Jean-René Cruchet (21 March 1875, Bordeaux - 14 April 1959, Bordeaux) was a French pathologist.

==Education and career==
In 1902 he obtained his medical doctorate at the University of Bordeaux and subsequently became chef de clinique médicale. In 1907 he received his habilitation and became médecin des hôpitaux. He became a professor of general pathology in 1920, and in 1926 attained the chair of pediatrics at Bordeaux.

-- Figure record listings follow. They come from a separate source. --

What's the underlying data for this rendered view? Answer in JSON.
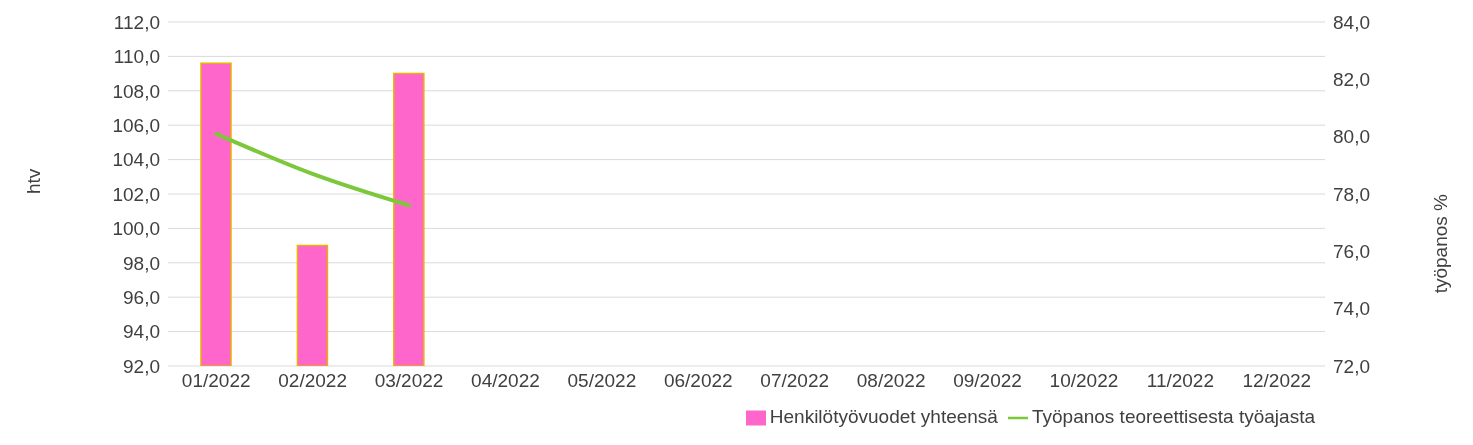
{
  "chart_data": {
    "type": "bar",
    "ylabel": "htv",
    "y2label": "työpanos %",
    "categories": [
      "01/2022",
      "02/2022",
      "03/2022",
      "04/2022",
      "05/2022",
      "06/2022",
      "07/2022",
      "08/2022",
      "09/2022",
      "10/2022",
      "11/2022",
      "12/2022"
    ],
    "series": [
      {
        "name": "Henkilötyövuodet yhteensä",
        "color": "#ff66cc",
        "values": [
          109.6,
          99.0,
          109.0,
          null,
          null,
          null,
          null,
          null,
          null,
          null,
          null,
          null
        ]
      },
      {
        "name": "Työpanos teoreettisesta työajasta",
        "type": "line",
        "axis": "y2",
        "color": "#7dc83a",
        "values": [
          80.1,
          78.7,
          77.6,
          null,
          null,
          null,
          null,
          null,
          null,
          null,
          null,
          null
        ]
      }
    ],
    "ylim": [
      92,
      112
    ],
    "yticks": [
      {
        "value": 92,
        "label": "92,0"
      },
      {
        "value": 94,
        "label": "94,0"
      },
      {
        "value": 96,
        "label": "96,0"
      },
      {
        "value": 98,
        "label": "98,0"
      },
      {
        "value": 100,
        "label": "100,0"
      },
      {
        "value": 102,
        "label": "102,0"
      },
      {
        "value": 104,
        "label": "104,0"
      },
      {
        "value": 106,
        "label": "106,0"
      },
      {
        "value": 108,
        "label": "108,0"
      },
      {
        "value": 110,
        "label": "110,0"
      },
      {
        "value": 112,
        "label": "112,0"
      }
    ],
    "y2lim": [
      72,
      84
    ],
    "y2ticks": [
      {
        "value": 72,
        "label": "72,0"
      },
      {
        "value": 74,
        "label": "74,0"
      },
      {
        "value": 76,
        "label": "76,0"
      },
      {
        "value": 78,
        "label": "78,0"
      },
      {
        "value": 80,
        "label": "80,0"
      },
      {
        "value": 82,
        "label": "82,0"
      },
      {
        "value": 84,
        "label": "84,0"
      }
    ],
    "grid": "y",
    "legend": "bottom right",
    "marker": "none"
  }
}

Cruchet is remembered for his research of spasmodic torticollis. In 1907 he published Traité des torticolis spasmodiques, an influential monograph in which he documented 357 cases of torticollis. He also conducted investigations on tic disorders and studies of motion sickness experienced by aviators.

In the winter of 1915–16 he was the first physician to give a report on encephalitis lethargica (Economo's disease). He first noticed the presence of the disease in French soldiers at Verdun. Historically encephalitis lethargica was referred to as "Cruchet's disease".

== Selected publications ==
- Étude critique sur le tic convulsif et son traitement gymnastique (Critical study on convulsive tics and their treatment), 1901–02
- Traité des torticolis spasmodiques (Treatise on spasmodic torticollis), 1907
- Le mal des aviateurs (Aviator sickness) 1919 with R. Moulinier in Les actualités médicales; later translated into English.
- Méningites chroniques et idiotie (Chronic meningitis and idiocy) In Nouveau traité de médecine et de thérapeutique of Augustin Nicolas Gilbert (1858–1927) and Paul Carnot (1869–1957)
- L’encéphalite épidémique (Epidemic encephalitis), 1928.